La bioplastica derivata dalla buccia del legume ‘povero’ può diventare cerotto per supportare la rigenerazione dei tessuti con cellule staminali e/o fibroblasti da applicare sulle ferite. O per ottenere nuovi biosensori. O per produrre “new food”.
È stata pubblicata nell’ultimo numero di Biomaterials – e riportata tra le news di Materials Today - la ricerca, portata avanti da Sonia Melino, docente di Biochimica del dipartimento di Scienze e Tecnologie Chimiche a “Tor Vergata”, per i corsi di laurea magistrale in Chimica e in Scienze dei Materiali, e dal suo team di ricerca, che si focalizza proprio sulla creazione di bioplastiche dalle bucce del lupino.
Creare nuovi materiali bioplastici dagli scarti vegetali della lavorazione del lupino, una sfida interessante. “Nell’ultimo decennio - spiega Sonia Melino - vi è stato un crescente utilizzo del lupino a livello mondiale per le sue proprietà nutrizionali, come alimento a elevato contenuto proteico e di fibre. La presenza di numerose sostanze fitochimiche (lupeolo, polifenoli) rende il lupino un ottimo candidato per la produzione di alimenti funzionali, che hanno cioè un effetto benefico su una o più funzioni biologiche dell’organismo.
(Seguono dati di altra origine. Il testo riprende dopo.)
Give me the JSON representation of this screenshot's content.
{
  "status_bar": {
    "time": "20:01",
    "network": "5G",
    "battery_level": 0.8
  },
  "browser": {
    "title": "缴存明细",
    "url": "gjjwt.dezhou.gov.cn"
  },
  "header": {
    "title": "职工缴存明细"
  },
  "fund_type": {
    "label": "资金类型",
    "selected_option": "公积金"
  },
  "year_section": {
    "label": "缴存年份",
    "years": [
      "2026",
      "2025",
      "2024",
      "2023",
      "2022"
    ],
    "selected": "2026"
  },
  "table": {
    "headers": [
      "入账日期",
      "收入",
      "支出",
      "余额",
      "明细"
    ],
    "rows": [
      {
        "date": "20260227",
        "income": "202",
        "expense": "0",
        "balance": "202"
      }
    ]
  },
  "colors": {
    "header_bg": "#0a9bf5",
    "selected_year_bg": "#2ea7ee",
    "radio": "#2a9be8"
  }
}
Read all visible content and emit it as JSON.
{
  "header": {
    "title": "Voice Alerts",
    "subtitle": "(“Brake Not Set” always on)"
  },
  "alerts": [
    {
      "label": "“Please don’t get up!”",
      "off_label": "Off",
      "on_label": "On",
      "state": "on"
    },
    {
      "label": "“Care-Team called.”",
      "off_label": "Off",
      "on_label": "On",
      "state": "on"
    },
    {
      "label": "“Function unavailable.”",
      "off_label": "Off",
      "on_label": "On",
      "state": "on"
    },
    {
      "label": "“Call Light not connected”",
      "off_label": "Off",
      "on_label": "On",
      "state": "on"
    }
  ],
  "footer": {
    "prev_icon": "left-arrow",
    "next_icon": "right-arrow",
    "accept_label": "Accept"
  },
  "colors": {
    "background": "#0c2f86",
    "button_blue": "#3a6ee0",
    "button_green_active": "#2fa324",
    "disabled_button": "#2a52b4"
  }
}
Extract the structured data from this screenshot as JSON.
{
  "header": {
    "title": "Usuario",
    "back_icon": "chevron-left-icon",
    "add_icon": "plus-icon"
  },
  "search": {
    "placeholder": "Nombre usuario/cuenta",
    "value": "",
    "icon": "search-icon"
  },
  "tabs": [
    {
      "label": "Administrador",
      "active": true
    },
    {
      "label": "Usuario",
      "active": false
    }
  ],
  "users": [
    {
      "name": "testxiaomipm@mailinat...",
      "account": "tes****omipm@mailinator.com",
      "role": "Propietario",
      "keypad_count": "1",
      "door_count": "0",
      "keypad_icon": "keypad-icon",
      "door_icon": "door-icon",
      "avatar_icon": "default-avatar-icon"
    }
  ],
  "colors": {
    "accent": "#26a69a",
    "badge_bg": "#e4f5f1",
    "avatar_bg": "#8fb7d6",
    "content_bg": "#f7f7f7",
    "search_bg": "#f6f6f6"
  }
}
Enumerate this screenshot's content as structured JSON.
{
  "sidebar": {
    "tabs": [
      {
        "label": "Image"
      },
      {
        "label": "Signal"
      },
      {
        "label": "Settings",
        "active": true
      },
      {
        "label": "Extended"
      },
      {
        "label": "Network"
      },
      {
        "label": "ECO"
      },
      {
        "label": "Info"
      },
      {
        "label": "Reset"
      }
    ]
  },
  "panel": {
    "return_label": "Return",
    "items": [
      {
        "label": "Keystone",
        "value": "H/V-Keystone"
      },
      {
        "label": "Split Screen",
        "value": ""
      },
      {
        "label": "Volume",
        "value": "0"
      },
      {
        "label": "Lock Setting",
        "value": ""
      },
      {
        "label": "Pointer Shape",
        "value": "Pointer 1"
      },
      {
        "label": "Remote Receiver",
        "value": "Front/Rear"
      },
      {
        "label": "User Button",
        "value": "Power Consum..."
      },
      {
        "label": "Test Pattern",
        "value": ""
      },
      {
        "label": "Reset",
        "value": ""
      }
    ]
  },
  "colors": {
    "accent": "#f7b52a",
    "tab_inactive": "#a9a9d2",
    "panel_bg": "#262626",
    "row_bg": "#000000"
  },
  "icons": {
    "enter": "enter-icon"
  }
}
Diversi studi hanno dimostrato come il consumo del lupino o di alimenti funzionali a base di questo legume portino numerosi benefici alla salute umana, soprattutto riducendo il rischio di malattie cardiovascolari. Attualmente è cresciuto l’investimento industriale sulla produzione di alimenti a base di farina di lupino. Ma tale produzione comporta l’accumulo di una grande quantità di scarto essendo la buccia circa il 25% in peso del lupino”.
“Sviluppare dispositivi a basso costo, facilmente manipolabili e intrinsecamente funzionalizzati, utili sia in campo biomedico, per il riparo e la rigenerazione tissutale, sia per la produzione di cibo di nuova generazione a base cellulare è un promettente campo di ricerca” - commenta Silvia Buonvino, coautrice della ricerca. “Il BPLH (bioplastic from lupin hulls) da noi ottenuto dalla buccia di questo legume è in grado di supportare la crescita e promuovere l’iniziale differenziamento delle cellule staminali umane (hMSC) e di indurre un mio-transdifferenziamento dei fibroblasti del derma umano, rilevante per le fasi iniziali di rimarginazione delle ferite. Il BPLH è stato anche caratterizzato per le sue proprietà chimiche, meccaniche e fisiche mettendo in luce la presenza in essi di molecole antiossidanti in grado di favorire i processi rigenerativi”.
“I materiali da noi ottenuti e studiati” - aggiunge Sonia Melino - “non solo potrebbero essere usati per supportare la crescita cellulare ed eventualmente promuovere la rimarginazione delle ferite, ma il loro campo applicativo potrebbe essere anche quello alimentare sia per food packaging, che per la produzione di nuovi alimenti a base di cellule in cui i due Regni, quello vegetale e animale, si fondono. Inoltre il BPLH possiede caratteristiche che lo rendono ottimale per la realizzazione a basso costo di dispositivi sensoristici biocompatibili. Può essere essiccato e reidratato più volte mantenendo le sue proprietà e microstruttura e può essere conservato per lungo tempo (mesi) a temperatura ambiente senza alcuno stabilizzante”.
Attualmente i ricercatori stanno lavorando per ottimizzare i protocolli di produzione e migliorare le proprietà meccaniche ed elettriche dei nuovi biomateriali derivati dal lupino e non escludono di creare una start-up, per sviluppare e produrre diversi biomateriali utilizzabili in ambito biomedico e alimentare, dando così nuova vita e valore allo scarto vegetale prodotto in modo estensivo.